Sygnatura na płatnicy to George Ibbotson No55 (chyba, nie jestem pewien drugiej cyfry). Podobna z No 70: https://i.ebayimg.com/images/g/9TkAAOSwgeBagfjd/s-l1600.jpg przy czym Twoja ma Made in England zamiast Sheffield.

Gratuluję zakupu i zazdroszczę możliwości odbioru osobistego w tak cudownym miejscu!
Fajnie, że grzbietnicy nie złapał ktoś spoza forum. Niechaj służy.
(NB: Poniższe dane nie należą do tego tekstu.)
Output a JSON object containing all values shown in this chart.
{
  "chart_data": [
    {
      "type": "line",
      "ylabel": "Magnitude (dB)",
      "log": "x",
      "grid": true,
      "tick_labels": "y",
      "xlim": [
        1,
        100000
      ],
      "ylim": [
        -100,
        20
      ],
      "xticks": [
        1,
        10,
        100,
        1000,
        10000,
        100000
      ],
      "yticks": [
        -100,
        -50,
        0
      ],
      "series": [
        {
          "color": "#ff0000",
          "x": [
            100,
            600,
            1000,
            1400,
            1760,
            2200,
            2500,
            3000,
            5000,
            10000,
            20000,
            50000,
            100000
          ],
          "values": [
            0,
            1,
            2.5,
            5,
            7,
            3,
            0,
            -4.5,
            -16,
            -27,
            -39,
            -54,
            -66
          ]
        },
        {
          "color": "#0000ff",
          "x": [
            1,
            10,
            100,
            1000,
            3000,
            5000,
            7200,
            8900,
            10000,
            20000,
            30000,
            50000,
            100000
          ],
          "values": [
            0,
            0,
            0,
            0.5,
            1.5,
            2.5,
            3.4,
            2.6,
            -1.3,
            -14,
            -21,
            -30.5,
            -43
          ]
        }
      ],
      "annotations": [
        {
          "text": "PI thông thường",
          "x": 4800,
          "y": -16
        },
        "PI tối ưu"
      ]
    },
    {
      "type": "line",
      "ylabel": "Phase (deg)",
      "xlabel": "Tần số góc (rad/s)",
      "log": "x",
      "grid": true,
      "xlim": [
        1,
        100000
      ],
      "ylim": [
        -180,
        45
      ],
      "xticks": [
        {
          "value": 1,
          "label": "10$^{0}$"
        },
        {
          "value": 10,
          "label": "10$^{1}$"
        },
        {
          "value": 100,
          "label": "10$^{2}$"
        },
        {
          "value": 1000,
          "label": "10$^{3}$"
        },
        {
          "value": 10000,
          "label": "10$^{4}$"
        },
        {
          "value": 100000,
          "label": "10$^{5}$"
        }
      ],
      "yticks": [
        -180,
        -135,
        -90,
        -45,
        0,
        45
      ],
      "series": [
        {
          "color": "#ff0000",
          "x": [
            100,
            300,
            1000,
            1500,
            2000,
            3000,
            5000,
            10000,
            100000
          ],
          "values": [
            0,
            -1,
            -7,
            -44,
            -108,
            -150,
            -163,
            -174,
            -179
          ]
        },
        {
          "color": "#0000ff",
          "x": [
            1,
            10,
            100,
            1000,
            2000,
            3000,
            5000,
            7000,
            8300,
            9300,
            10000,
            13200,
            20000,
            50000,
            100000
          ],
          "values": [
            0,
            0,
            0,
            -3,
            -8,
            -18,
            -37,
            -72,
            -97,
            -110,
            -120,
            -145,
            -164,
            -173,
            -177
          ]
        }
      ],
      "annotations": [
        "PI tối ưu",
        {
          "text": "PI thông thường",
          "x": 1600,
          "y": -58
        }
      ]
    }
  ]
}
Cytat: Mery w 2018-10-08 | 17:01:47 Już się nie mogę doczekać kiedy znów coś kupię od p. Andrzeja

No, zobaczymy... ;)

Mery

#507
Cytat: esortodox w 2018-10-08 | 17:30:36 Weź już nic nie wrzucaj


żeby Eso zawału nie dostał więcej zdjęć już nie będzie, sorry Panowie

mówiłem wpadaj na dłużej to odwiedzimy p Andrzeja :) w sumie daleko nie masz, 2 - 2,5 godzinki drogi tylko ;D


Cytat: tedeski w 2018-10-08 | 17:34:51 No, zobaczymy...

grozisz mi ? ;D

a sygnatura faktycznie wygląda na George Ibbotson No55 :)

eso

Cytat: Mery w 2018-10-08 | 17:38:49 żeby Eso zawału nie dostał więcej zdjęć już nie będzie, sorry Panowie

Już mi lepiej ;D
Ale Ci zazdroszczę! Tak zdrowo oczywiście:)
A piłę za 6 też miałem licytować alezapomniałem ustawić strzał w snajperze. Niech Ci dobrze służy!

Specu



Cytat: djaworek w 2018-09-16 | 10:18:47
Chyba nigdy nie miałeś bliskiego spotkania z tym narzędziem i obyś nie miał na własne życzenie. Ja miałem i wolę tego nie pamiętać.
Tak nie można robić!!!

Zgadza się ! Pamiętasz Mery jak dwa lata temu 4ka przeszła mi na wylot obok kości ? Jak obejrzałem jak dłutujesz to wspomnienia powróciły a Ty 4ką nie robiłeś. Brrr. Ciary przechodzą.